Para o relator, Alessandro Vieira, o trabalho de inteligência em presídios “ainda está no início”.

“Existe uma dedicação, um esforço, mas nós não temos os dados que a gente entende serem fundamentais para uma boa gestão do sistema. A gente vai, ao longo da CPI, buscar esses dados e buscar também como fortalecer a instituição para que ela tenha, naturalmente, esse tipo de informação”, explicou à Agência Brasil .

Problema histórico

O diretor de inteligência da Secretaria Nacional de Políticas Penais afirmou que o trabalho dele é interligar as inteligências de todos os estados, mas reclamou da alta rotatividade entre os responsáveis pela inteligência nas unidades da federação .

"Temos um problema, na Inteligência Penal, de uma rotatividade considerável. E, daí, a importância de sempre ter os pontos focais nos estados e dos eventos de integração, para que essas pessoas se conheçam, porque, embora seja [um trabalho] institucional, mas o conhecer é muito importante, o networking é muito importante", disse Antônio Glautter.

Glautter avaliou ainda, na CPI, que o problema do sistema penitenciário brasileiro é estrutural e histórico, atravessando todos os governos há décadas.

“A questão prisional brasileira é uma questão com problemas históricos, problemas orgânicos, problemas que não são desde o governo anterior, mas de longa data”, avaliou.

Glautter lembrou que as duas principais facções criminosas do Brasil, Comando Vermelho e Primeiro Comando da Capital (PCC), nasceram dentro dos presídios no Rio de Janeiro e em São Paulo , contra o Estado, tendo em vista os massacres e torturas dentro das penitenciárias.

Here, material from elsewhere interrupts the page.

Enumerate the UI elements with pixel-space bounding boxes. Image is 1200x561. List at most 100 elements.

“Uma, na década de 70, no Rio de Janeiro [Comando Vermelho], e a outra, na década de 90, em São Paulo [PCC]. Foi um ambiente propício, ali, para que esses presos se associassem e se unissem. E essas uniões, que ocorreram, inicialmente, ali, no momento de prisional, tomaram as ruas, e, hoje, a gente tem esse problema, que, como digo, surgiu no ambiente prisional, dentro desse contexto histórico”, afirmou.